- Born: 13 January 1985 (age 40) Limpopo River
- Citizenship: South Africa
- Occupation(s): Model, Actor, Television producer, Entrepreneur, Film director

= Lerato Moloi =

South African fashion model

Lerato Moloi is a South African fashion model who, in 2009, became the first black face for the cosmetics brand Elizabeth Arden. Initially, Moloi had been interested in psychology, but after visiting a modeling agency with her mother and younger sister, she became interested in modeling. Her modeling career officially began at the age of 17 and her first professional photo shoot was for Elle Magazine.
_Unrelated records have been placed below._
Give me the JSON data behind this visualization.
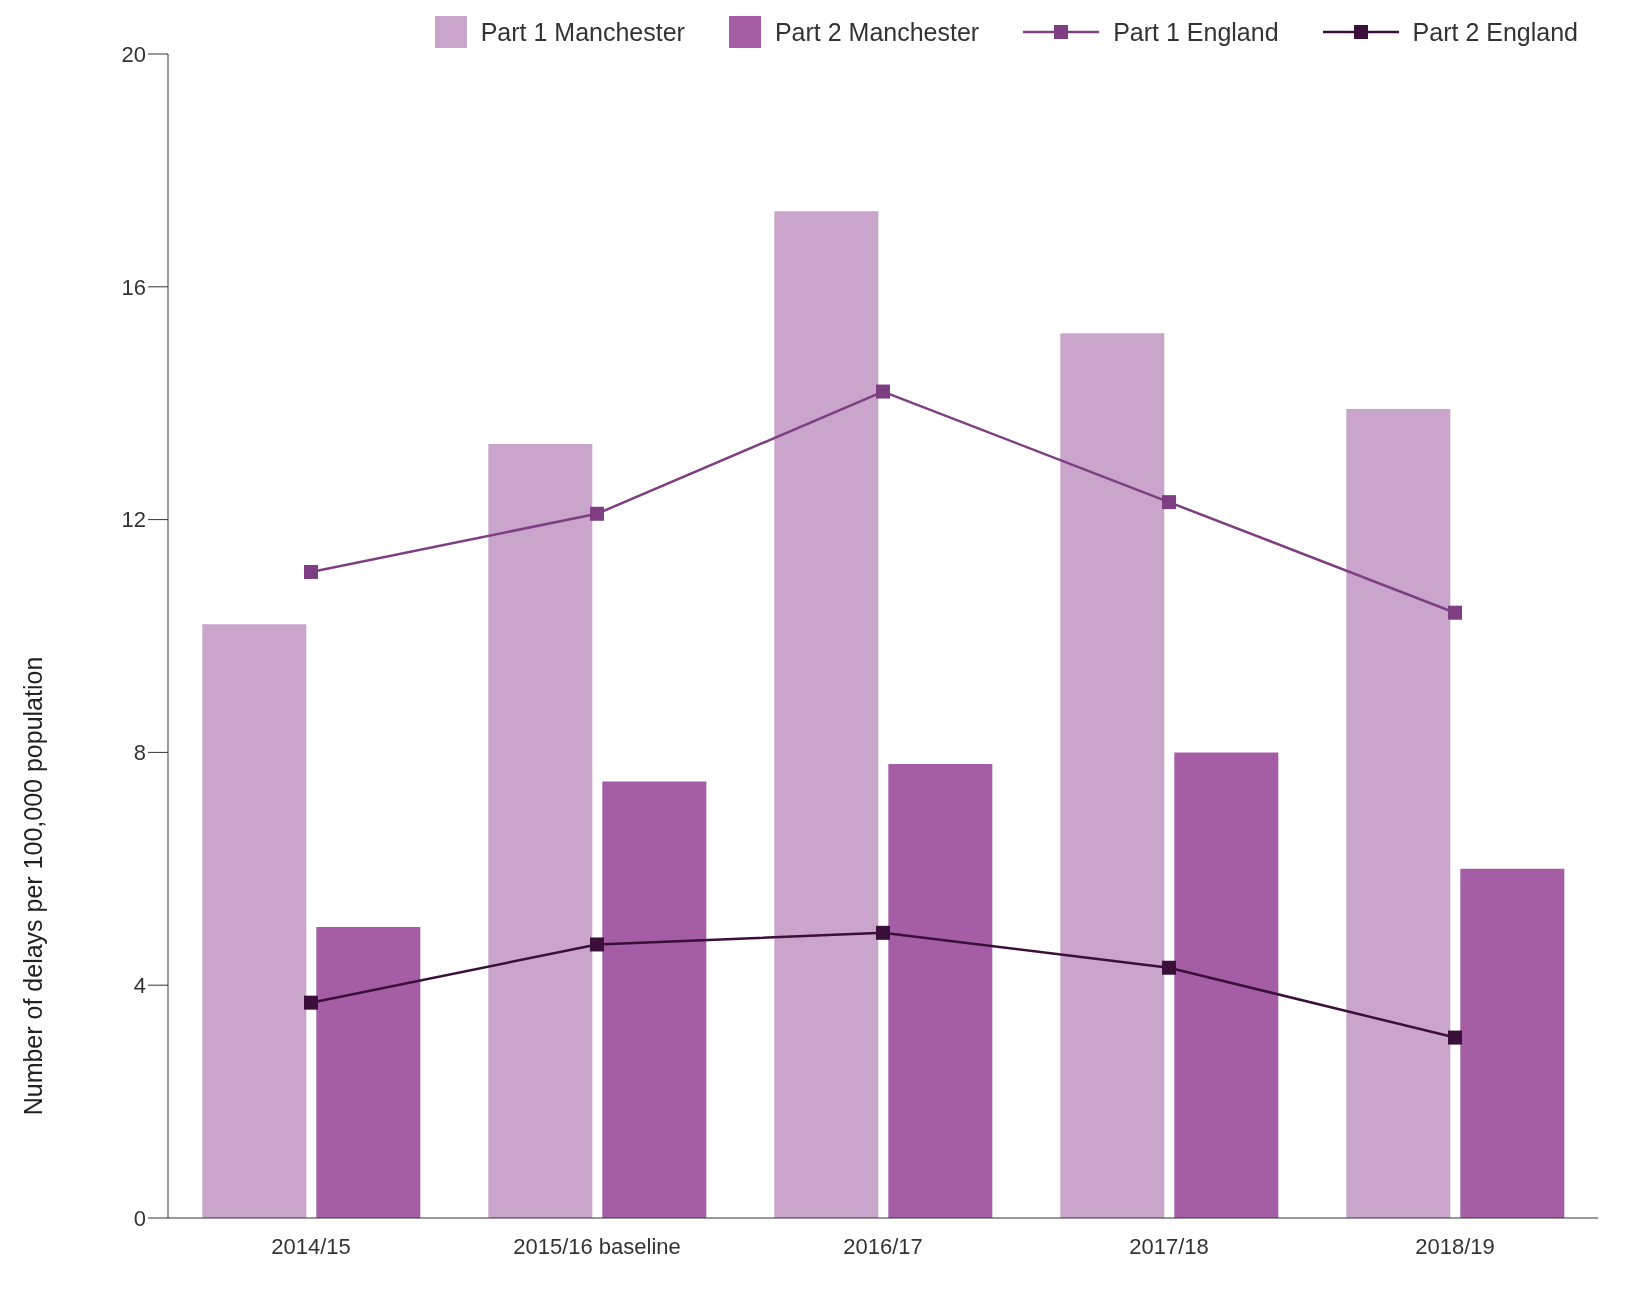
{
  "chart_data": {
    "type": "bar",
    "ylabel": "Number of delays per 100,000 population",
    "categories": [
      "2014/15",
      "2015/16 baseline",
      "2016/17",
      "2017/18",
      "2018/19"
    ],
    "series": [
      {
        "name": "Part 1 Manchester",
        "color": "#c9a5cc",
        "values": [
          10.2,
          13.3,
          17.3,
          15.2,
          13.9
        ]
      },
      {
        "name": "Part 2 Manchester",
        "color": "#a55ea6",
        "values": [
          5.0,
          7.5,
          7.8,
          8.0,
          6.0
        ]
      },
      {
        "name": "Part 1 England",
        "type": "line",
        "color": "#7e3f82",
        "values": [
          11.1,
          12.1,
          14.2,
          12.3,
          10.4
        ]
      },
      {
        "name": "Part 2 England",
        "type": "line",
        "color": "#3a0f3a",
        "values": [
          3.7,
          4.7,
          4.9,
          4.3,
          3.1
        ]
      }
    ],
    "ylim": [
      0,
      20
    ],
    "yticks": [
      0,
      4,
      8,
      12,
      16,
      20
    ],
    "grid": false,
    "legend": "top right",
    "marker": "square",
    "line_style": "solid"
  }
}
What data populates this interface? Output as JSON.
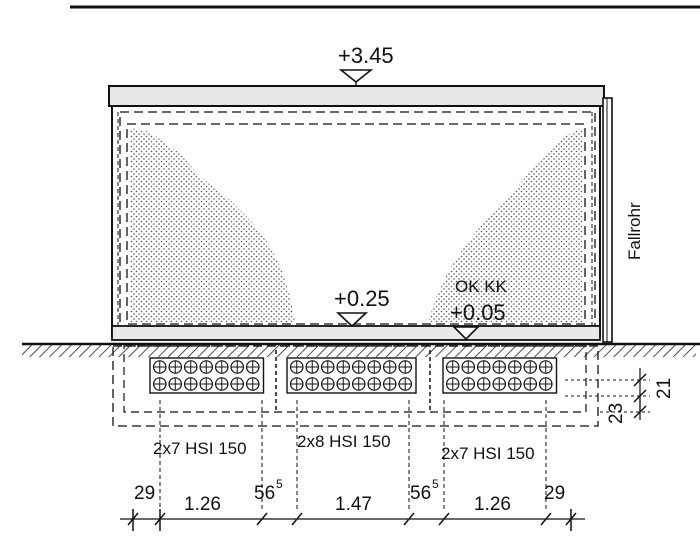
{
  "levels": {
    "top": "+3.45",
    "inside_floor": "+0.25",
    "ok_kk_label": "OK KK",
    "ok_kk_value": "+0.05"
  },
  "labels": {
    "downpipe": "Fallrohr",
    "pile_groups": [
      "2x7 HSI 150",
      "2x8 HSI 150",
      "2x7 HSI 150"
    ]
  },
  "pile_counts": [
    14,
    16,
    14
  ],
  "horizontal_dims": {
    "end_left": "29",
    "group1": "1.26",
    "gap1": "56",
    "gap1_sup": "5",
    "group2": "1.47",
    "gap2": "56",
    "gap2_sup": "5",
    "group3": "1.26",
    "end_right": "29"
  },
  "vertical_dims": {
    "box_height": "21",
    "foundation_depth": "23"
  }
}
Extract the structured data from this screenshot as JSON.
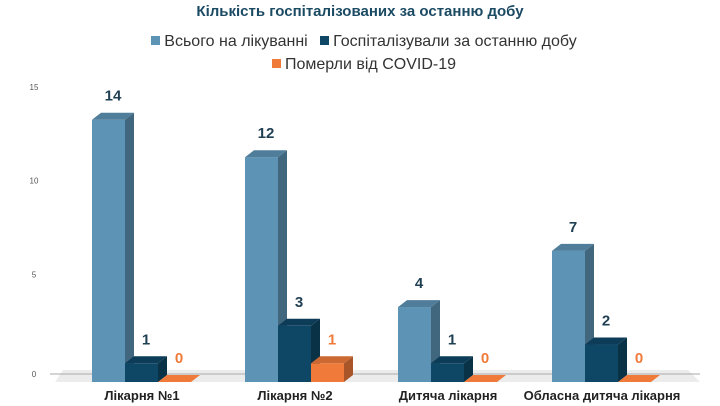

Controversy erupted in 2000 when a New York modeling agency told Moloi that she needed to lose weight before modeling. The incident sparked international debate over the use of underweight models in the Fashion Industry.

Moloi told BBC News, "Young girls in Africa are increasingly concerned with being thin-the more exposed we are to western media-the more we buy into". In 2002, she participated in the M-Net Face of Africa pageant and became a finalist.

Moloi modeled for Elizabeth Arden's "Eight Hour Cream"skin care line. As the first black face for Elizabeth Arden, Moloi has stated that she wants to dispel the myth that UV protection is not essential for women of color.

Moloi was a contestant on Celebrity MasterChef South Africa in 2015.

==Personal life==

Moloi was married to Sibusiso Hlatshwayo, her longtime boyfriend from high school, for a year before their divorce in 2011. She has 1 child with him, Muhle, born in 2010, and her eldest child from a previous relationship, is Keoratile.

In July 2020, Moloi was reportedly arrested for being in contempt of court after she refused to remove a tweet in which she alleged she had been sexually assaulted by three men, one of whom she named was comedian Mongezi "Tol Ass Mo" Ngcobondwane. Ngcobondwane reportedly took legal action and she was ordered by the court to remove the tweet. On 19 June she had tweeted: "Moment's ago, I've just signed for & received the lawyer's letters of demand, interim protection order; etc, from the man that raped me in 2014. I am still not afraid! I will not go silent!".Toll Ass Mo was later vindicated and acquitted of the false charges laid against him by lerato moloi, who has since not apologized for the false claims laid against him.